— Пускай кузницу тащит, не отвлекай от дела человека, — сказал Гопнер, и Яков Титыч пошел меж домов в кузницу.
В горне кузницы давно уже вырос лопух, а под лопухом лежало куриное яйцо, наверное, последняя курица спряталась от Кирея сюда, чтобы снестись, а последний петух где-нибудь умер в темноте сарая от мужской тоски.
Солнце уже склонилось далеко за полдень, на земле запахло гарью, наступила та вечерняя тоска, когда каждому одинокому человеку хотелось идти к другу или просто в поле, чтобы думать и ходить среди утихших трав, успокаивая этим свою нарушенную за день жизнь. Но прочим в Чевенгуре некуда было пойти и некого к себе ждать — они жили неразлучно и еще днем успевали обойти все окрестные степи в поисках питательных растений, и никому негде было находиться в одиночестве. В кузнице Якова Титыча взяло какое-то томление — крыша нагрелась, всюду висела паутина, и многие пауки уже умерли, видны были их легкие трупики, которые в конце концов падали на землю и делались неузнаваемым прахом.
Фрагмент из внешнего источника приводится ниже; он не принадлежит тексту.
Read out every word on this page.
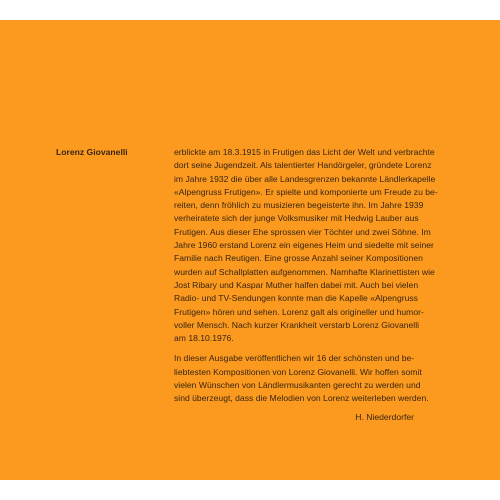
Lorenz Giovanelli	erblickte am 18.3.1915 in Frutigen das Licht der Welt und verbrachte
dort seine Jugendzeit. Als talentierter Handörgeler, gründete Lorenz
im Jahre 1932 die über alle Landesgrenzen bekannte Ländlerkapelle
«Alpengruss Frutigen». Er spielte und komponierte um Freude zu be-
reiten, denn fröhlich zu musizieren begeisterte ihn. Im Jahre 1939
verheiratete sich der junge Volksmusiker mit Hedwig Lauber aus
Frutigen. Aus dieser Ehe sprossen vier Töchter und zwei Söhne. Im
Jahre 1960 erstand Lorenz ein eigenes Heim und siedelte mit seiner
Familie nach Reutigen. Eine grosse Anzahl seiner Kompositionen
wurden auf Schallplatten aufgenommen. Namhafte Klarinettisten wie
Jost Ribary und Kaspar Muther halfen dabei mit. Auch bei vielen
Radio- und TV-Sendungen konnte man die Kapelle «Alpengruss
Frutigen» hören und sehen. Lorenz galt als origineller und humor-
voller Mensch. Nach kurzer Krankheit verstarb Lorenz Giovanelli
am 18.10.1976.
In dieser Ausgabe veröffentlichen wir 16 der schönsten und be-
liebtesten Kompositionen von Lorenz Giovanelli. Wir hoffen somit
vielen Wünschen von Ländlermusikanten gerecht zu werden und
sind überzeugt, dass die Melodien von Lorenz weiterleben werden.
H. Niederdorfer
Яков Титыч любил поднимать с дорог и с задних дворов какие-нибудь частички и смотреть на них: чем они раньше были? Чье чувство обожало и хранило их? Может быть, это были кусочки людей, или тех же паучков, или безымянных земляных комариков, — и ничто не осталось в целости, все некогда жившие твари, любимые своими детьми, истреблены на непохожие части, и не над чем заплакать тем, кто остался после них жить и дальше мучиться. «Пусть бы все умирало, — думал Яков Титыч, — но хотя бы мертвое тело оставалось целым, было бы чего держать и помнить, а то дуют ветры, течет вода, и все пропадает и расстается в прах. Это ж мука, а не жизнь. И кто умер, тот умер ни за что, и теперь не найдешь никого, кто жил когда, все они — одна потеря».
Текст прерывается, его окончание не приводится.